Something Wicked This Way Comes by Ray Bradbury
This was the first adult SFF novel I ever read. I was obsessed with it as a kid, and I still read it every Halloween. Published in 1962, any spooky story involving carnivals and sinister wish-granters owes a debt to Bradbury. (Yes, including Stephen King’s Needful Things.) It’s a wonderful parable about the good and evil inside every human being. It’s about temptation, sin, love, and courage. It’s about hope too which is odd, I know, for a horror novel. That’s what’s so wonderful about it. And while I felt the film captured the feel of the novel perfectly, and the casting was dead right, I hated Disney’s version of the witch and its rewritten ending. (I still do.) The Dust Witch/Mummy is creepy as shit. Bonus points for killing off the Big Bad™ with a smile.
Carrie by Stephen King — Based loosely upon King’s memory of a long dead classmate, this is the most exquisite horror novel. So much of it resonated with me. I didn’t fit in as a kid, and King did a brilliant job of tapping into the psyche of the outcast teenaged girl. So much so, that it still rings true after all these years. (It was published in 1974.) Definitely read the novel—although, the 1976 film version is very good. With its fake newspaper clippings inserted in between chapters, Carrie references Truman Capote’s (non-fiction novel) In Cold Blood in a way. Ultimately, it makes it even more realistic and terrifying. King’s book (like Capote’s) is a heavy-hitter. It’s heartbreaking and wonderful. (It’s also connected to Firestarter. Do read that too.)

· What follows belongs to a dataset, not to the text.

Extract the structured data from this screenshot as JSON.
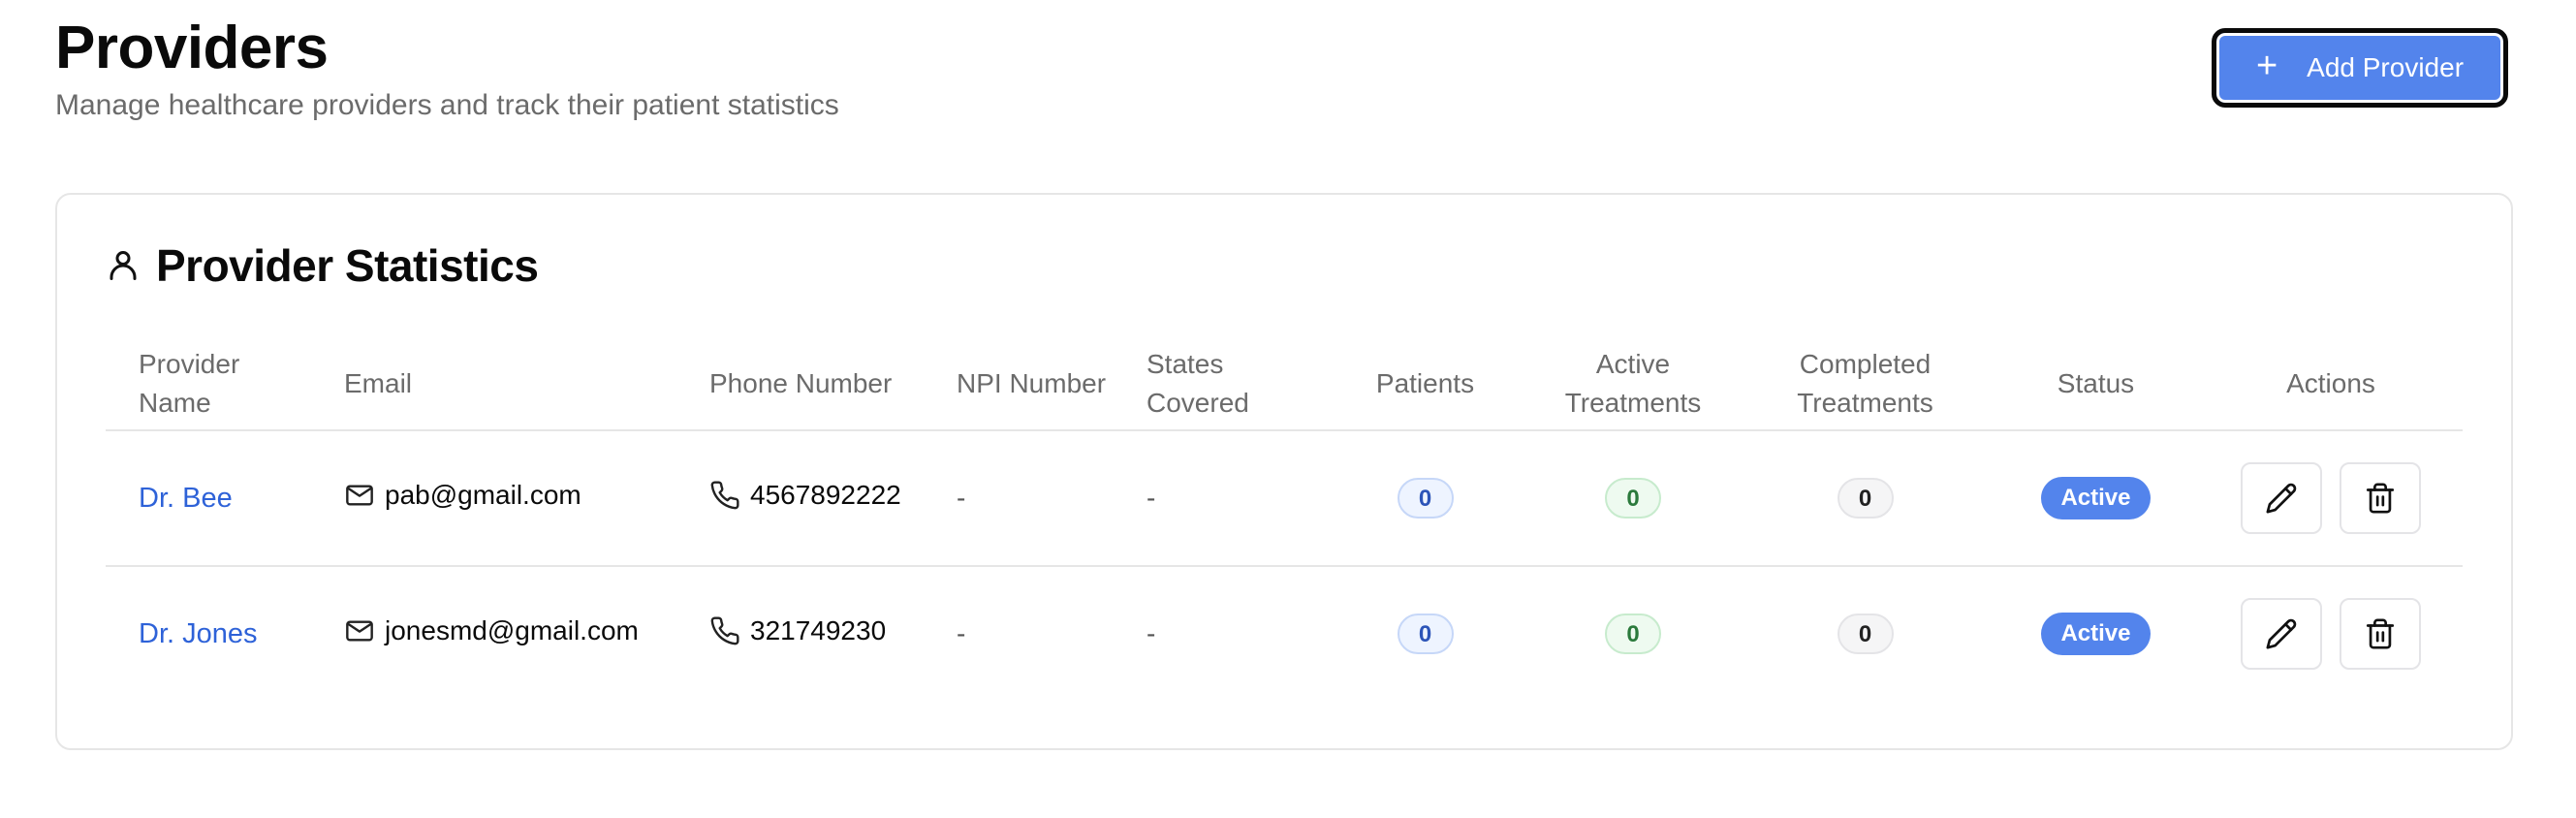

Practical Magic by Alice Hoffman is a wonderfully creepy novel all on its own. Mind you, it has very little to do with the film. (I adore the film too.) Read it. It’s fantastic, poetic, atmospheric, and wicked. Hoffman is one of my favorite writers.

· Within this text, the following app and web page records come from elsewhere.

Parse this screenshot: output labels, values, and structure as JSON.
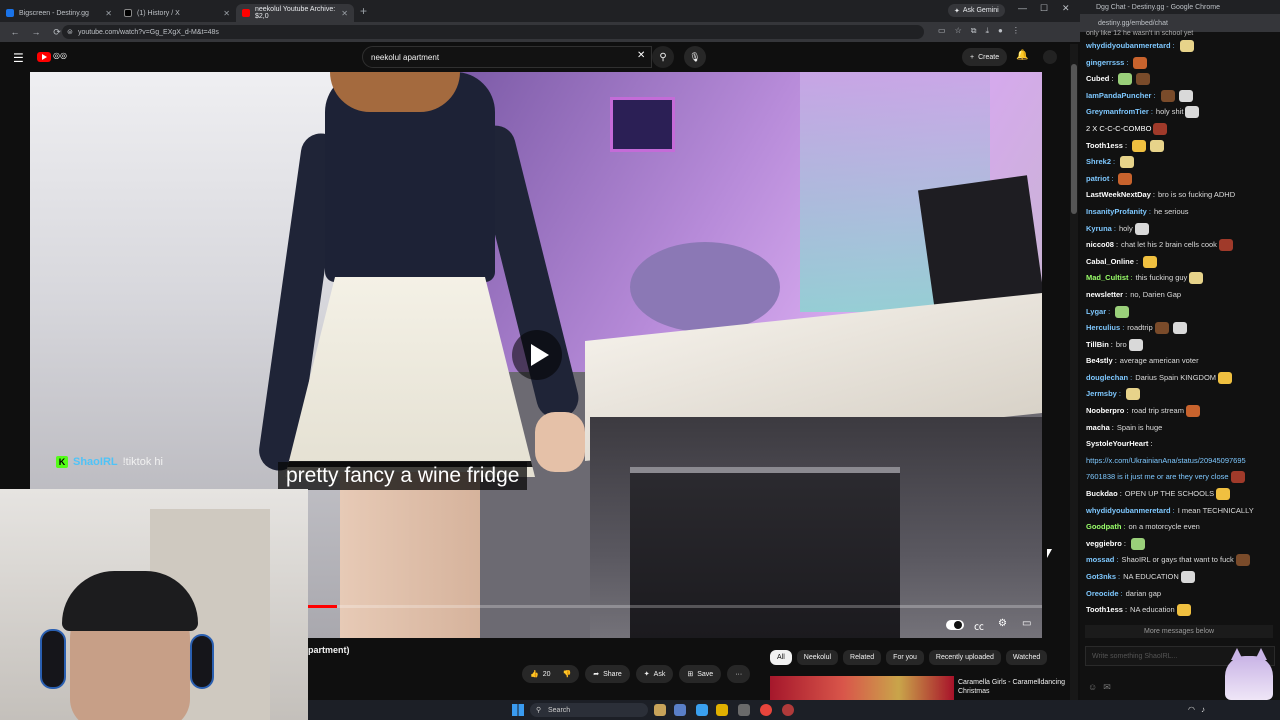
{
  "browser": {
    "tabs": [
      {
        "title": "Bigscreen - Destiny.gg",
        "color": "#1a73e8"
      },
      {
        "title": "(1) History / X",
        "color": "#000000"
      },
      {
        "title": "neekolul Youtube Archive: $2,0",
        "color": "#ff0000"
      }
    ],
    "new_tab_label": "+",
    "ask_gemini": "Ask Gemini",
    "url": "youtube.com/watch?v=Gg_EXgX_d-M&t=48s"
  },
  "youtube": {
    "search_value": "neekolul apartment",
    "create_label": "Create",
    "caption": "pretty fancy a wine fridge",
    "progress_fraction": 0.04,
    "overlay": {
      "name": "ShaoIRL",
      "message": "!tiktok hi",
      "badge": "K"
    },
    "title": "partment)",
    "actions": {
      "likes": "20",
      "share": "Share",
      "ask": "Ask",
      "save": "Save",
      "more": "···"
    },
    "chips": [
      {
        "label": "All",
        "selected": true
      },
      {
        "label": "Neekolul",
        "selected": false
      },
      {
        "label": "Related",
        "selected": false
      },
      {
        "label": "For you",
        "selected": false
      },
      {
        "label": "Recently uploaded",
        "selected": false
      },
      {
        "label": "Watched",
        "selected": false
      }
    ],
    "recommendation": {
      "title": "Caramella Girls - Caramelldancing Christmas"
    }
  },
  "chat": {
    "window_title": "Dgg Chat - Destiny.gg - Google Chrome",
    "url": "destiny.gg/embed/chat",
    "top_text": "only like 12 he wasn't in school yet",
    "lines": [
      {
        "user": "whydidyoubanmeretard",
        "color": "#7ec8ff",
        "text": "",
        "emotes": 1
      },
      {
        "user": "gingerrsss",
        "color": "#7ec8ff",
        "text": "",
        "emotes": 1
      },
      {
        "user": "Cubed",
        "color": "#ffffff",
        "text": "",
        "emotes": 2
      },
      {
        "user": "IamPandaPuncher",
        "color": "#7ec8ff",
        "text": "",
        "emotes": 2
      },
      {
        "user": "GreymanfromTier",
        "color": "#7ec8ff",
        "text": "holy shit",
        "emotes": 1
      },
      {
        "user": "",
        "color": "#ffffff",
        "text": "2 X C-C-C-COMBO",
        "emotes": 1
      },
      {
        "user": "Tooth1ess",
        "color": "#ffffff",
        "text": "",
        "emotes": 2
      },
      {
        "user": "Shrek2",
        "color": "#7ec8ff",
        "text": "",
        "emotes": 1
      },
      {
        "user": "patriot",
        "color": "#7ec8ff",
        "text": "",
        "emotes": 1
      },
      {
        "user": "LastWeekNextDay",
        "color": "#ffffff",
        "text": "bro is so fucking ADHD",
        "emotes": 0
      },
      {
        "user": "InsanityProfanity",
        "color": "#7ec8ff",
        "text": "he serious",
        "emotes": 0
      },
      {
        "user": "Kyruna",
        "color": "#7ec8ff",
        "text": "holy",
        "emotes": 1
      },
      {
        "user": "nicco08",
        "color": "#ffffff",
        "text": "chat let his 2 brain cells cook",
        "emotes": 1
      },
      {
        "user": "Cabal_Online",
        "color": "#ffffff",
        "text": "",
        "emotes": 1
      },
      {
        "user": "Mad_Cultist",
        "color": "#9aff6a",
        "text": "this fucking guy",
        "emotes": 1
      },
      {
        "user": "newsletter",
        "color": "#ffffff",
        "text": "no, Darien Gap",
        "emotes": 0
      },
      {
        "user": "Lygar",
        "color": "#7ec8ff",
        "text": "",
        "emotes": 1
      },
      {
        "user": "Herculius",
        "color": "#7ec8ff",
        "text": "roadtrip",
        "emotes": 2
      },
      {
        "user": "TillBin",
        "color": "#ffffff",
        "text": "bro",
        "emotes": 1
      },
      {
        "user": "Be4stly",
        "color": "#ffffff",
        "text": "average american voter",
        "emotes": 0
      },
      {
        "user": "douglechan",
        "color": "#7ec8ff",
        "text": "Darius Spain KINGDOM",
        "emotes": 1
      },
      {
        "user": "Jermsby",
        "color": "#7ec8ff",
        "text": "",
        "emotes": 1
      },
      {
        "user": "Nooberpro",
        "color": "#ffffff",
        "text": "road trip stream",
        "emotes": 1
      },
      {
        "user": "macha",
        "color": "#ffffff",
        "text": "Spain is huge",
        "emotes": 0
      },
      {
        "user": "SystoleYourHeart",
        "color": "#ffffff",
        "text": "",
        "emotes": 0
      },
      {
        "user": "",
        "color": "#7ec8ff",
        "text": "https://x.com/UkrainianAna/status/20945097695",
        "emotes": 0
      },
      {
        "user": "",
        "color": "#7ec8ff",
        "text": "7601838 is it just me or are they very close",
        "emotes": 1
      },
      {
        "user": "Buckdao",
        "color": "#ffffff",
        "text": "OPEN UP THE SCHOOLS",
        "emotes": 1
      },
      {
        "user": "whydidyoubanmeretard",
        "color": "#7ec8ff",
        "text": "I mean TECHNICALLY",
        "emotes": 0
      },
      {
        "user": "Goodpath",
        "color": "#9aff6a",
        "text": "on a motorcycle even",
        "emotes": 0
      },
      {
        "user": "veggiebro",
        "color": "#ffffff",
        "text": "",
        "emotes": 1
      },
      {
        "user": "mossad",
        "color": "#7ec8ff",
        "text": "ShaoIRL or gays that want to fuck",
        "emotes": 1
      },
      {
        "user": "Got3nks",
        "color": "#7ec8ff",
        "text": "NA EDUCATION",
        "emotes": 1
      },
      {
        "user": "Oreocide",
        "color": "#7ec8ff",
        "text": "darian gap",
        "emotes": 0
      },
      {
        "user": "Tooth1ess",
        "color": "#ffffff",
        "text": "NA education",
        "emotes": 1
      }
    ],
    "more_messages": "More messages below",
    "input_placeholder": "Write something ShaoIRL..."
  },
  "taskbar": {
    "search_placeholder": "Search"
  }
}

If vampires are your thing, I highly recommend Nancy Collins’s Sonia Blue series. Start with Sunglasses After Dark. Her work can be difficult to find, but it’s well worth the effort to track down. After Collins, I’d also recommend Charlie Huston’s Already Dead.
If you like Lovecraft, I recommend Cherie Priest’s Maplecroft. Priest is a great writer. She took the Lizzie Borden story and gave it a Lovecraftian twist. Thoroughly researched, it’s really, really good in much the same way as the graphic novel From Hell by Alan Moore.
Speaking of comic books… the last thing I’ll recommend is John Constantine: Hellblazer. It is, hands down, one of my four favorite comic books ever. Forget the movie. The comic book series is where it’s at. Constantine is a near-perfect analog for British Colonialism. Self-involved and arrogant, he takes anything he fancies will grant him a bit of power and makes it his own—and then everyone pays a very high price for it, including himself. It’s very dark and haunting and wonderful. The interesting thing is, I don’t much care for assholes who don’t get their due. And that’s why I love seeing Constantine getting the snot kicked out of him. I do feel a little sorry for him, but like every other person that knows him for longer than a quarter hour, I know he’s a weak asshole…except when he’s not. He’s complicated. I love complicated.
Enjoy! And have a wonderful October, y’all.
 By the way, Capote’s In Cold Blood is the first True Crime novel. If you’re into those, you should definitely read it. Then watch the film Capote afterward. It’ll thump you a good one upside the head, particularly if you’re a writer. Talk about horrific. Wow.
 Although, I admit I have a weakness for it [cough]Tilda Swinton’s Gabriel[cough], but even I have to think of it as a separate entity from the comics.